Satzungselemente im Einzelnen:
- Der Gegenstand des Unternehmens umfasst neben einer weitgehend regenerative Wärmeversorgung auch Erzeugung und Vertrieb Energie in anderen Formen, Organisation und Beratung zu Maßnahmen energetischer Gebäudemodernisierung und die Erbringung und Beauftragung von Dienstleistungen in diesem Bereich.
- Um diese Leistungen in Anspruch nehmen zu können, muss man Mitglied sein (also z.B. keine Wärmelieferung für Nicht-Mitglieder).

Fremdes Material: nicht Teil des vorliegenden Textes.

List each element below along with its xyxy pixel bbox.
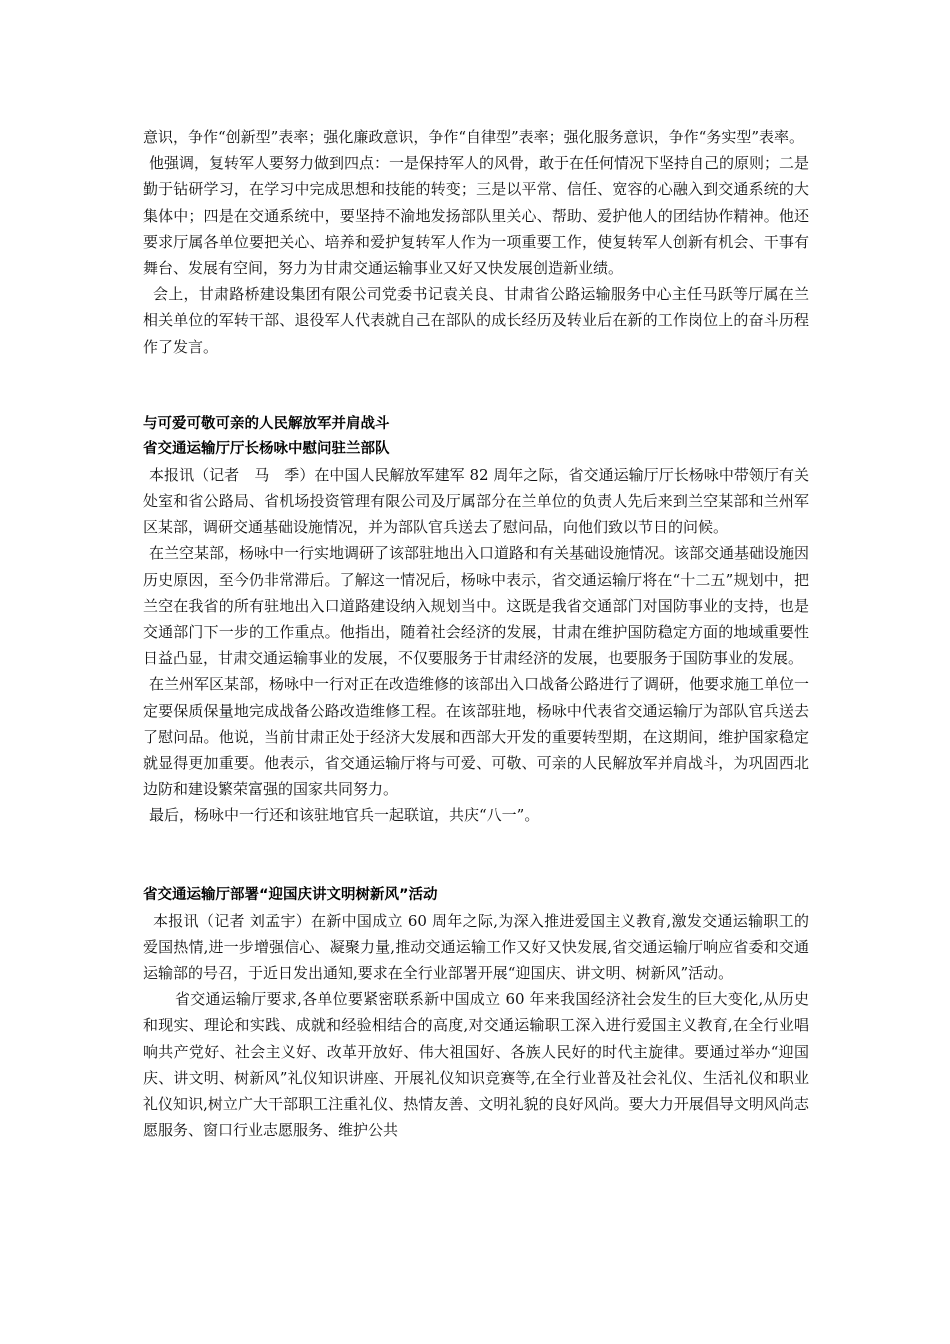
section-spacer [143, 829, 809, 883]
article-title: 与可爱可敬可亲的人民解放军并肩战斗 [143, 415, 390, 432]
section-spacer [143, 360, 809, 412]
paragraph: 意识，争作“创新型”表率；强化廉政意识，争作“自律型”表率；强化服务意识，争作“务实型”表率。 [143, 128, 805, 146]
paragraph: 会上，甘肃路桥建设集团有限公司党委书记袁关良、甘肃省公路运输服务中心主任马跃等厅属在兰相关单位的军转干部、退役军人代表就自己在部队的成长经历及转业后在新的工作岗位上的奋斗历程作了发言。 [143, 285, 809, 356]
article-subtitle: 省交通运输厅厅长杨咏中慰问驻兰部队 [143, 440, 390, 457]
paragraph: 在兰州军区某部，杨咏中一行对正在改造维修的该部出入口战备公路进行了调研，他要求施工单位一定要保质保量地完成战备公路改造维修工程。在该部驻地，杨咏中代表省交通运输厅为部队官兵送去了慰问品。他说，当前甘肃正处于经济大发展和西部大开发的重要转型期，在这期间，维护国家稳定就显得更加重要。他表示，省交通运输厅将与可爱、可敬、可亲的人民解放军并肩战斗，为巩固西北边防和建设繁荣富强的国家共同努力。 [143, 675, 810, 799]
paragraph: 本报讯（记者 马 季）在中国人民解放军建军 82 周年之际，省交通运输厅厅长杨咏中带领厅有关处室和省公路局、省机场投资管理有限公司及厅属部分在兰单位的负责人先后来到兰空某部和兰州军区某部，调研交通基础设施情况，并为部队官兵送去了慰问品，向他们致以节日的问候。 [143, 465, 809, 537]
paragraph: 他强调，复转军人要努力做到四点：一是保持军人的风骨，敢于在任何情况下坚持自己的原则；二是勤于钻研学习，在学习中完成思想和技能的转变；三是以平常、信任、宽容的心融入到交通系统的大集体中；四是在交通系统中，要坚持不渝地发扬部队里关心、帮助、爱护他人的团结协作精神。他还要求厅属各单位要把关心、培养和爱护复转军人作为一项重要工作，使复转军人创新有机会、干事有舞台、发展有空间，努力为甘肃交通运输事业又好又快发展创造新业绩。 [143, 154, 810, 278]
paragraph: 省交通运输厅要求,各单位要紧密联系新中国成立 60 年来我国经济社会发生的巨大变化,从历史和现实、理论和实践、成就和经验相结合的高度,对交通运输职工深入进行爱国主义教育,在全行业唱响共产党好、社会主义好、改革开放好、伟大祖国好、各族人民好的时代主旋律。要通过举办“迎国庆、讲文明、树新风”礼仪知识讲座、开展礼仪知识竞赛等,在全行业普及社会礼仪、生活礼仪和职业礼仪知识,树立广大干部职工注重礼仪、热情友善、文明礼貌的良好风尚。要大力开展倡导文明风尚志愿服务、窗口行业志愿服务、维护公共 [143, 990, 809, 1140]
paragraph: 最后，杨咏中一行还和该驻地官兵一起联谊，共庆“八一”。 [149, 806, 540, 825]
paragraph: 在兰空某部，杨咏中一行实地调研了该部驻地出入口道路和有关基础设施情况。该部交通基础设施因历史原因，至今仍非常滞后。了解这一情况后，杨咏中表示，省交通运输厅将在“十二五”规划中，把兰空在我省的所有驻地出入口道路建设纳入规划当中。这既是我省交通部门对国防事业的支持，也是交通部门下一步的工作重点。他指出，随着社会经济的发展，甘肃在维护国防稳定方面的地域重要性日益凸显，甘肃交通运输事业的发展，不仅要服务于甘肃经济的发展，也要服务于国防事业的发展。 [143, 544, 810, 668]
document-page [143, 124, 809, 1144]
paragraph: 本报讯（记者 刘孟宇）在新中国成立 60 周年之际,为深入推进爱国主义教育,激发交通运输职工的爱国热情,进一步增强信心、凝聚力量,推动交通运输工作又好又快发展,省交通运输厅响应省委和交通运输部的号召，于近日发出通知,要求在全行业部署开展“迎国庆、讲文明、树新风”活动。 [143, 911, 809, 983]
article-title: 省交通运输厅部署“迎国庆讲文明树新风”活动 [143, 886, 438, 903]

- Mitglied kann werden, wer entweder die Voraussetzungen erfüllt, um die Leistungen in Anspruch zu nehmen (also z.B. im Quartier wohnt und Wärme beziehen kann), oder wessen Mitgliedschaft im Interesse der Genossenschaft liegt.
- Mit allen Mitgliedern, die die Einrichtungen der Genossenschaft in Anspruch nehmen können, wird ein Wärmeliefervertrag abgeschlossen.
- Der Vorstand kann hauptamtlich, nebenamtlich oder ehrenamtlich tätig sein. Er besteht aus drei Personen, wobei mindestens eine eine Frau sein muss.
- Der Aufsichtsrat (AR) besteht aus fünf Personen. Zwei davon müssen Frauen sein. Das Bezirksamt Charlottenburg-Wilmersdorf soll einen Sitz im AR bekommen.
- Sowohl der Vorstand als auch der Aufsichtsrat werden von der Generalversammlung mit einfacher Mehrheit gewählt. Das unterscheidet sich von vielen anderen Genossenschaften, bei denen nur der Aufsichtsrat von der Generalversammlung gewählt wird und dieser dann den Vorstand ernennt.
- Der Aufsichtsrat kann aus der Mitgliedschaft Ausschüsse bestimmen. Die Ausschüsse beraten den Aufsichtsrat. Jeder Ausschuss muss mindestens drei Mitglieder haben.
- Die Zahl der investierenden Mitglieder, also solcher, die die Leistungen der Genossenschaft zunächst nicht in Anspruch nehmen (können), darf höchstens 10 % betragen.
Weitere Elemente der Satzung werden noch erarbeitet. Mit dem vollständigen Satzungsentwurf ist Ende Februar 2023 zu rechnen.